Posted on: March 19, 2007
Let There Be Light
Some rooms don’t get enough sun. Some rooms have no overhead light. And some rooms, despite myriad light sources, simply lack the verve of a well-lit space. Try these lighting strategies to give your home an even glow.
By Darcel Rockett
CTW Features
Everyone has one – a dark room or area in the house that never feels homey due to improper lighting. From function to design, lighting affects everything from appearance to feel, from highlights to accents: All are important to create a cohesive, warm living space.
“Lighting is the single most important thing in my opinion,” says Kelly Edwards, design coordinator for HGTV’s “Design on a Dime” Chicago team. “It definitely can make or break a great design. It sets the tone for the rest of the room and can change the whole feel of the space.”
To create a lively, inviting environment, the American Lighting Association, Dallas, Texas, suggests focusing attention on lighting in hallways, foyers and stairways to improve the lighting in adjacent spaces. Ceiling fixtures, sconces and track or recessed lights work well to light cavernous hallways.
Flush-mount ceiling fixtures offer widely distributed lighting and indirect brightening. They work well in kitchens and bedrooms, and are good for use in areas where ceilings are lower.
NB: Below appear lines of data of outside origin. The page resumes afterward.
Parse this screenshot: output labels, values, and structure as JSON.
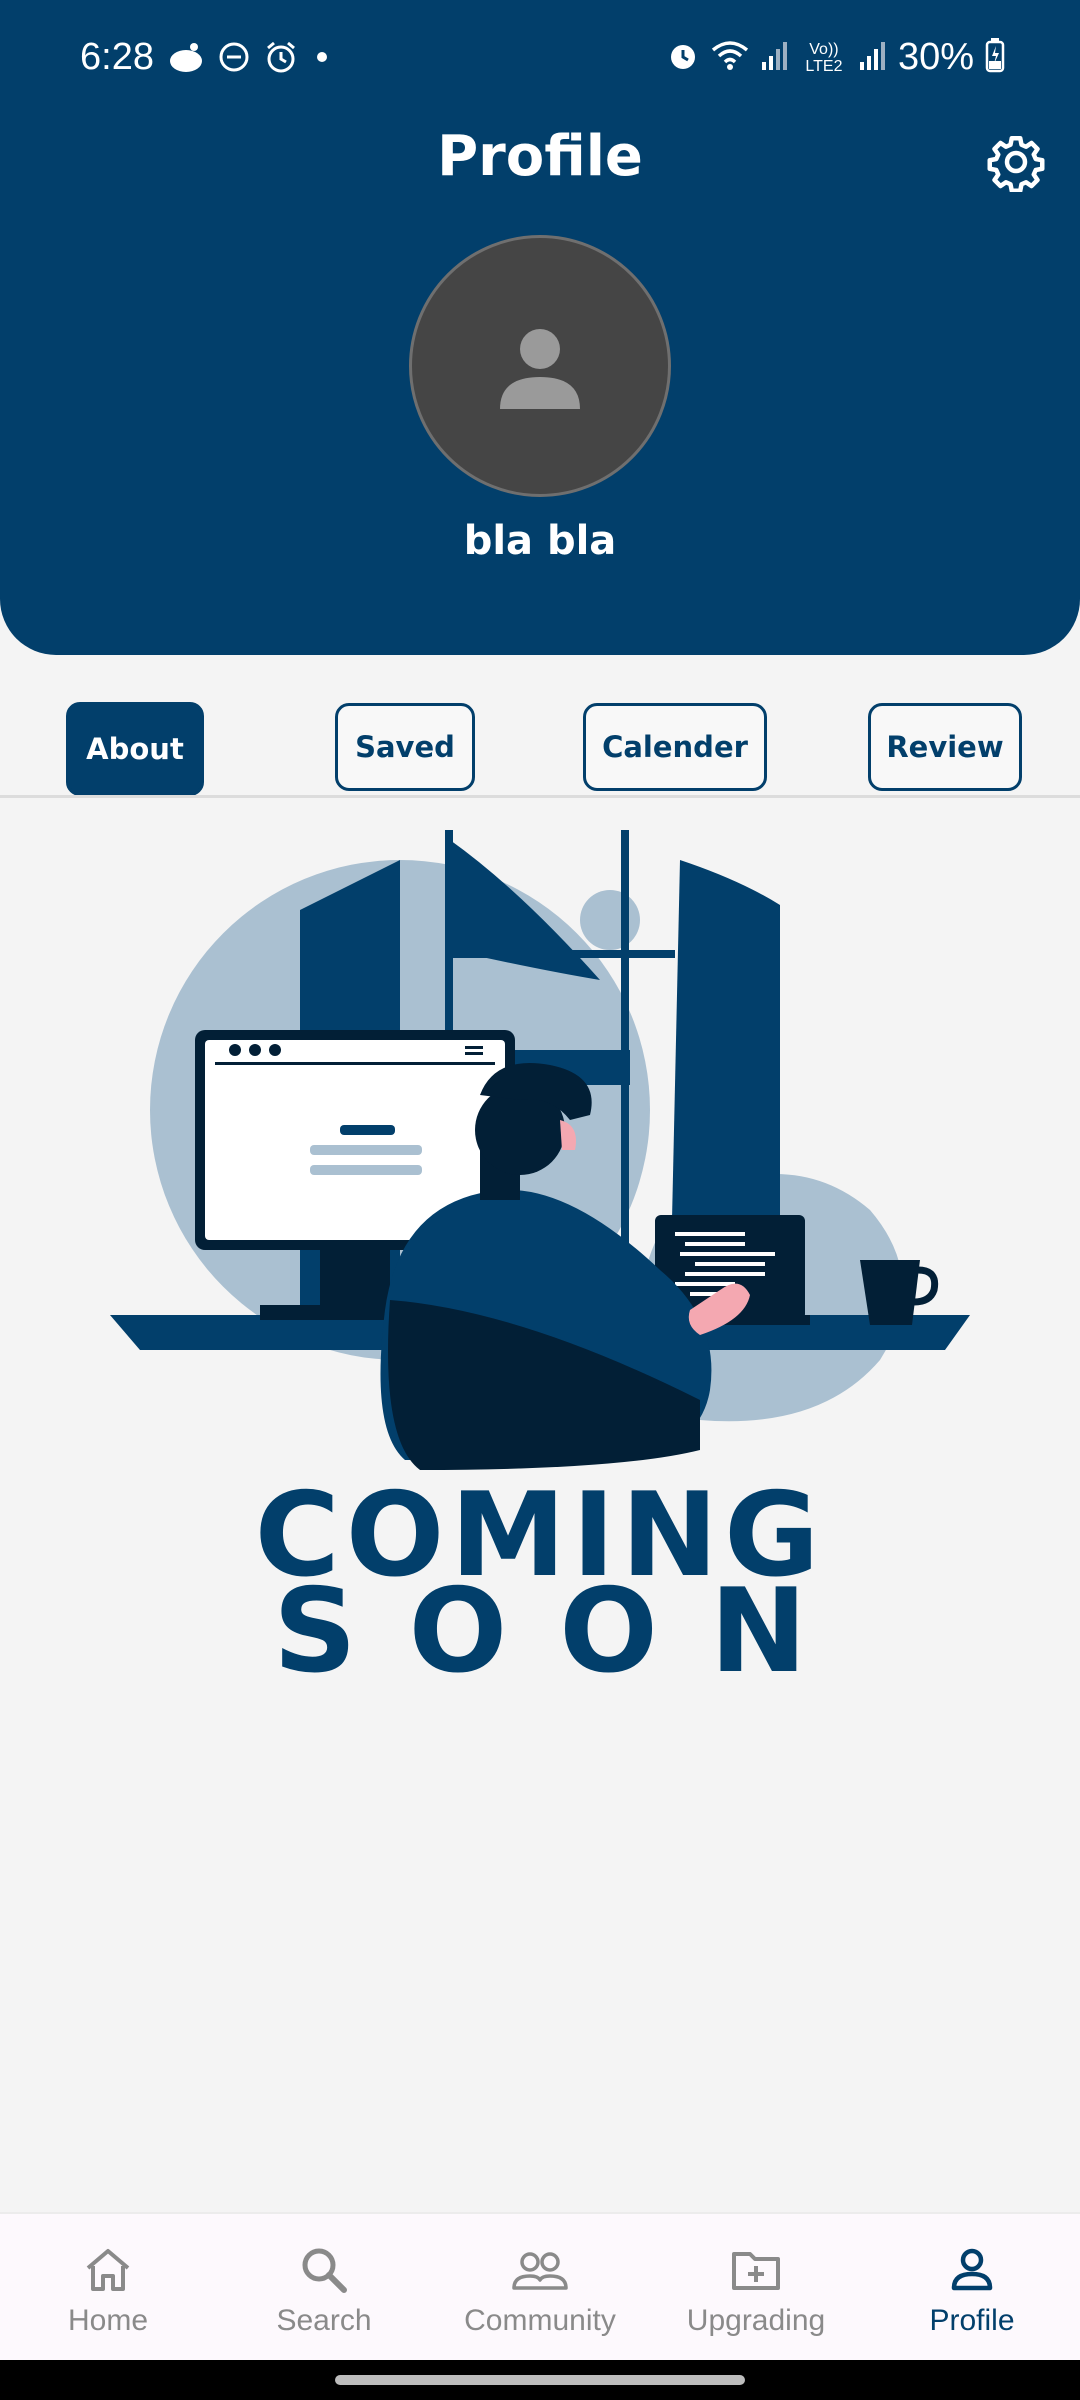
{
  "status_bar": {
    "time": "6:28",
    "battery": "30%",
    "network_label": "Vo)) LTE2"
  },
  "header": {
    "title": "Profile",
    "user_name": "bla bla",
    "settings_icon": "gear-icon",
    "avatar_icon": "person-icon"
  },
  "tabs": [
    {
      "label": "About",
      "active": true
    },
    {
      "label": "Saved",
      "active": false
    },
    {
      "label": "Calender",
      "active": false
    },
    {
      "label": "Review",
      "active": false
    }
  ],
  "content": {
    "line1": "COMING",
    "line2": "SOON"
  },
  "bottom_nav": [
    {
      "label": "Home",
      "icon": "home-icon",
      "active": false
    },
    {
      "label": "Search",
      "icon": "search-icon",
      "active": false
    },
    {
      "label": "Community",
      "icon": "community-icon",
      "active": false
    },
    {
      "label": "Upgrading",
      "icon": "folder-add-icon",
      "active": false
    },
    {
      "label": "Profile",
      "icon": "profile-icon",
      "active": true
    }
  ],
  "colors": {
    "primary": "#023f6b",
    "background": "#f4f4f4",
    "inactive": "#8a8a8a"
  }
}
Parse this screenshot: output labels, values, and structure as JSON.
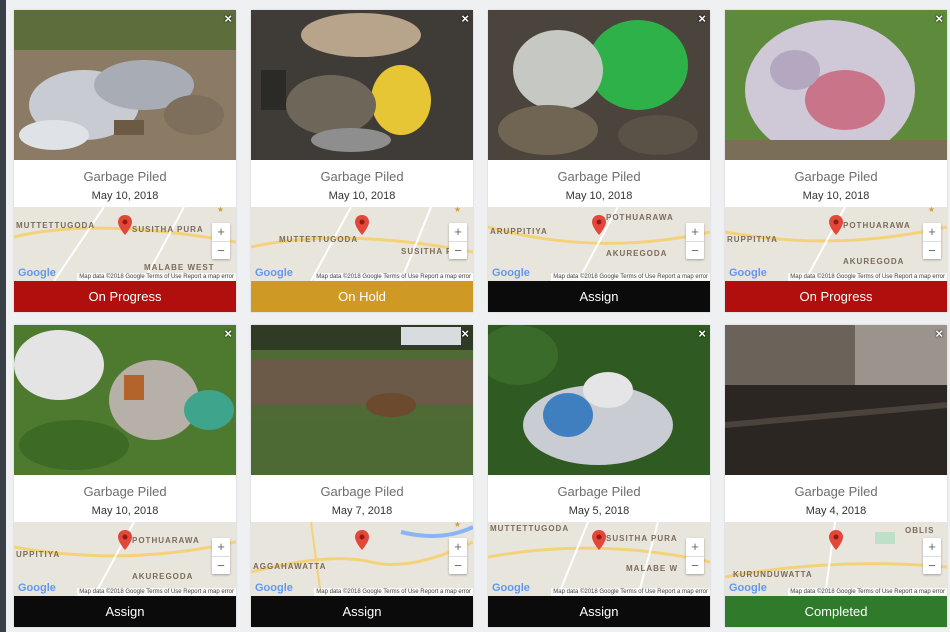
{
  "map_attribution": "Map data ©2018 Google   Terms of Use   Report a map error",
  "google_label": "Google",
  "zoom_in": "+",
  "zoom_out": "−",
  "close_label": "×",
  "colors": {
    "on_progress": "#b10e0e",
    "on_hold": "#cf9a23",
    "assign": "#0b0b0b",
    "completed": "#2f7a2b"
  },
  "cards": [
    {
      "title": "Garbage Piled",
      "date": "May 10, 2018",
      "status": "On Progress",
      "status_key": "on_progress",
      "map_labels": [
        "MUTTETTUGODA",
        "SUSITHA PURA",
        "MALABE WEST"
      ]
    },
    {
      "title": "Garbage Piled",
      "date": "May 10, 2018",
      "status": "On Hold",
      "status_key": "on_hold",
      "map_labels": [
        "MUTTETTUGODA",
        "SUSITHA P",
        ""
      ]
    },
    {
      "title": "Garbage Piled",
      "date": "May 10, 2018",
      "status": "Assign",
      "status_key": "assign",
      "map_labels": [
        "POTHUARAWA",
        "ARUPPITIYA",
        "AKUREGODA"
      ]
    },
    {
      "title": "Garbage Piled",
      "date": "May 10, 2018",
      "status": "On Progress",
      "status_key": "on_progress",
      "map_labels": [
        "POTHUARAWA",
        "RUPPITIYA",
        "AKUREGODA"
      ]
    },
    {
      "title": "Garbage Piled",
      "date": "May 10, 2018",
      "status": "Assign",
      "status_key": "assign",
      "map_labels": [
        "POTHUARAWA",
        "UPPITIYA",
        "AKUREGODA"
      ]
    },
    {
      "title": "Garbage Piled",
      "date": "May 7, 2018",
      "status": "Assign",
      "status_key": "assign",
      "map_labels": [
        "AGGAHAWATTA",
        "",
        ""
      ]
    },
    {
      "title": "Garbage Piled",
      "date": "May 5, 2018",
      "status": "Assign",
      "status_key": "assign",
      "map_labels": [
        "MUTTETTUGODA",
        "SUSITHA PURA",
        "MALABE W"
      ]
    },
    {
      "title": "Garbage Piled",
      "date": "May 4, 2018",
      "status": "Completed",
      "status_key": "completed",
      "map_labels": [
        "KURUNDUWATTA",
        "OBLIS",
        ""
      ]
    }
  ]
}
Randall Whitehead, lighting designer and author of “Residential Lighting, a Practical Guide” (Wiley, 2003) says you’ll want to make sure the scale of the fixtures is right for each space where they are used. He offers these tips:
• Keep in mind that no one light source can perform all the functions of lighting (decorative, accent, task and ambient) required for a specific space. “Layering all of these different lights is the key to good lighting design,” San Francisco-based Whitehead says.
• Use chandeliers and table lamps as decoration, since they cannot provide illumination for other functions.
• Track and recessed lights serve as accents, so they should only be used when highlighting objects within a room.
• Task lighting for activities such as reading and kitchen work require more then just an overhead light since the task is located between your head and your work surface, and your head can cast a shadow onto your job.
• Ambient light or general illumination fills a room, and comes from sources that bounce illumination off the ceiling and walls, such as opaque wall sconces, torchieres, indirect pendants and cove lighting. The inclusion of an ambient light source works only if the ceiling is light in color. Simply putting ambient lights on one dimmer and accent lighting on another can provide a whole range of illumination level settings.
“Once you understand the functions of light you can begin to look at lighting in a whole new way. By layering these four functions together you can create environments that welcome visitors while providing usable light for day-to-day activities,” Whitehead says.